「……」
ローズマリー令嬢は、ポカンとしている。
大聖女様にはっきり断言された勢いに圧倒されたのか、それとも言われたことの意味を理解していないのか。
「……さて、貴女に【魅了】を使ったという自覚が全くないようですが?貴女に禁忌を唆したのはどこのどなたなのか。調べる必要がありますね?」
「は……」
「貴女にも少しお話を聞きましょうか、トルコバス侯爵令嬢」
「ま、待ってよ!重罪とか禁忌って!……私はこの物語のヒロインなのよ?!」
ローズマリー令嬢は途端に慌てだした。自覚が全くなかった『罪』というものを突きつけられたからだろうか。

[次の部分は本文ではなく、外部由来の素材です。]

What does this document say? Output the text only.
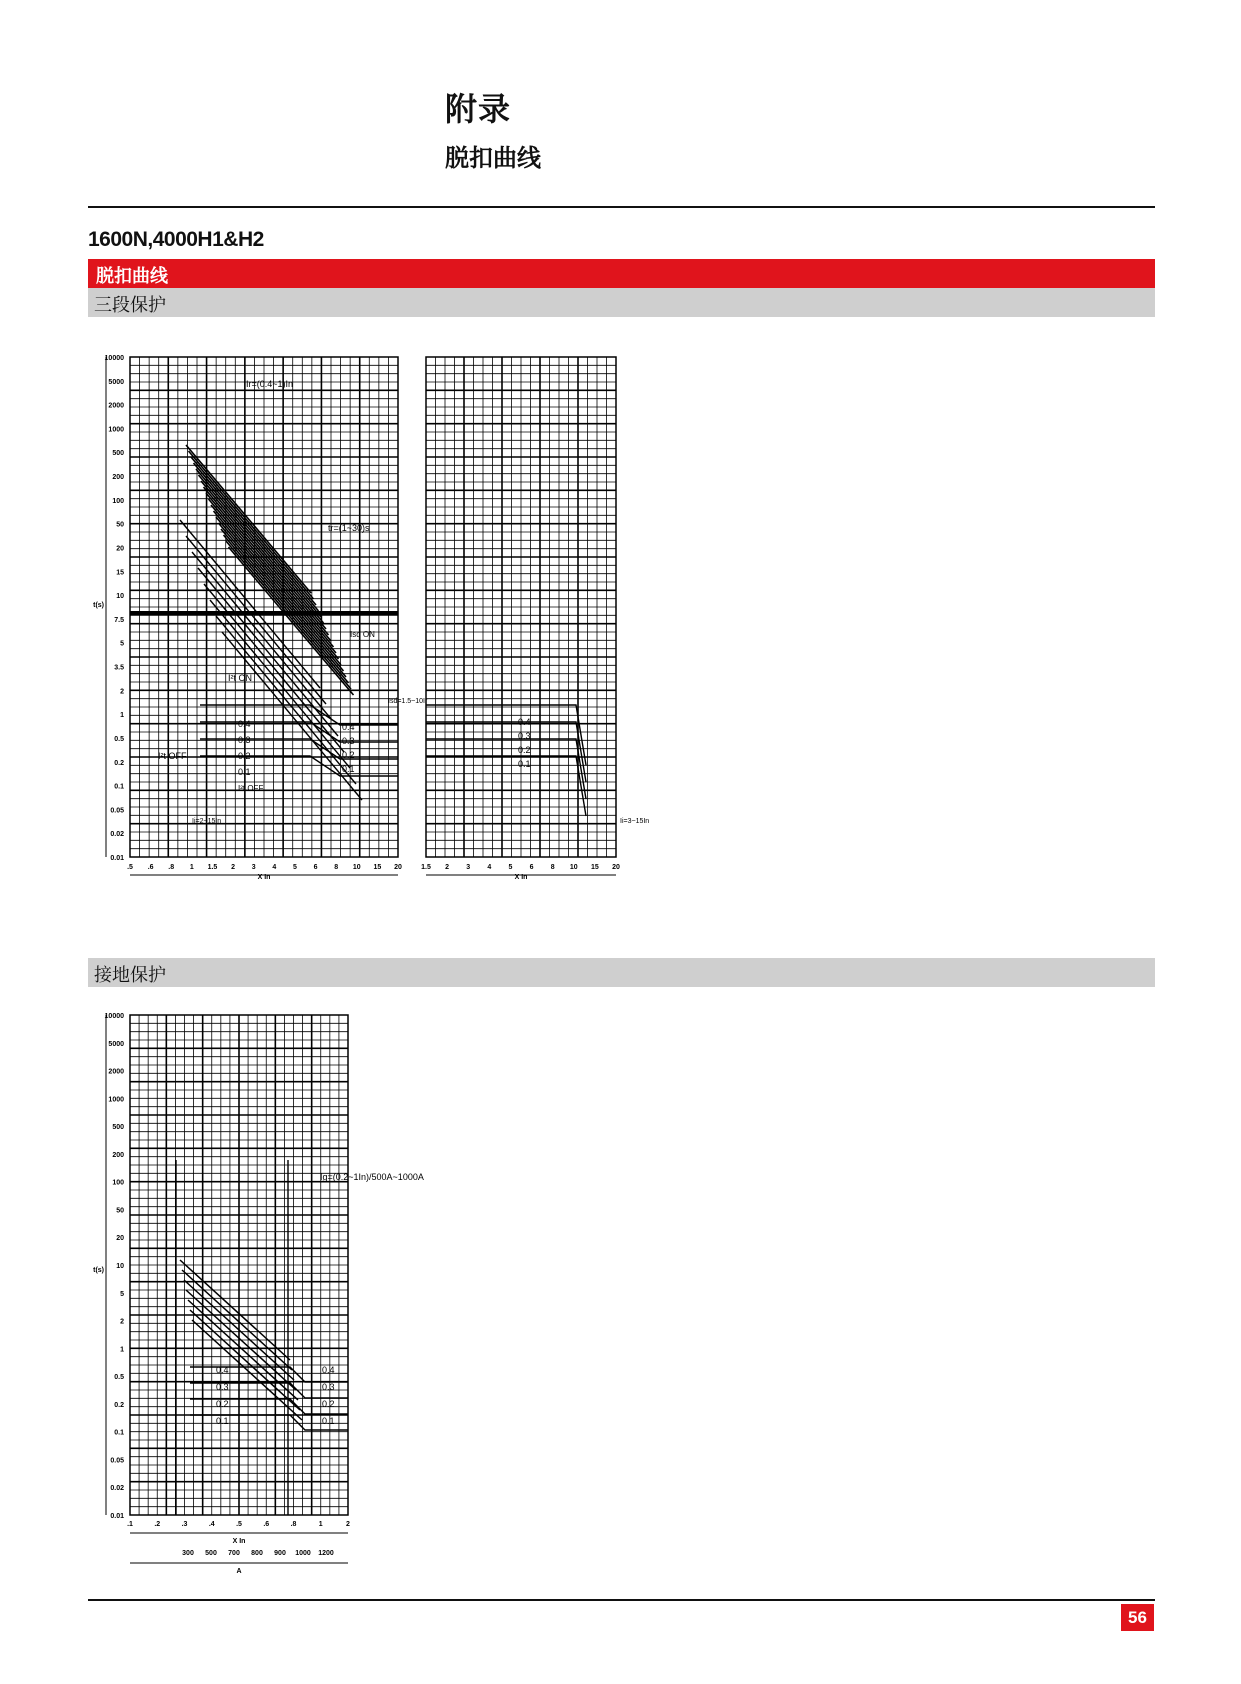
附录
脱扣曲线
1600N,4000H1&H2
脱扣曲线
三段保护
10000
5000
2000
1000
500
200
100
50
20
15
10
7.5
5
3.5
2
1
0.5
0.2
0.1
0.05
0.02
0.01
t(s)
.5 .6 .8 1 1.5 2 3 4 5 6 8 10 15 20	1.5 2 3 4 5 6 8 10 15 20
X In	X In
Ir=(0.4~1)In
tr=(1~30)s
Isd ON
I²t ON
I²t OFF
I²t OFF
Isd=1.5~10Ir
Ii=2~15In	Ii=3~15In
0.4	0.4	0.4
0.3	0.3	0.3
0.2	0.2	0.2
0.1	0.1	0.1
接地保护
10000
5000
2000
1000
500
200
100
50
20
10
5
2
1
0.5
0.2
0.1
0.05
0.02
0.01
t(s)
.1	.2	.3	.4	.5	.6	.8	1	2
X In
300 500 700 800 900 1000 1200
A
0.4	0.4
0.3	0.3
0.2	0.2
0.1	0.1
Ig=(0.2~1In)/500A~1000A
56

「貴女の騙る物語は、もうどうでもいいと言いましたが」
「よくないわよ!私は……ラスボス倒して、ハッピーエンドになるんだから!」
そう言って、ローズマリー令嬢は大聖女様をビシッと指差す。
随分と失礼な振る舞いが続くなと呆れて見ていた、のだが。
(あっ……!)
それは、突然で。
嫌な感じの空気が、ザワザワッと腕を掠めて通り過ぎる。
気付いた時には、ローズマリー令嬢を取り巻くあの赤い邪気が、砂嵐のように吹き荒れていた。
邪気は徐々に集まって密集し、ひとつの風の渦になる。
降りかかるその先は……大聖女様のいる方向だった。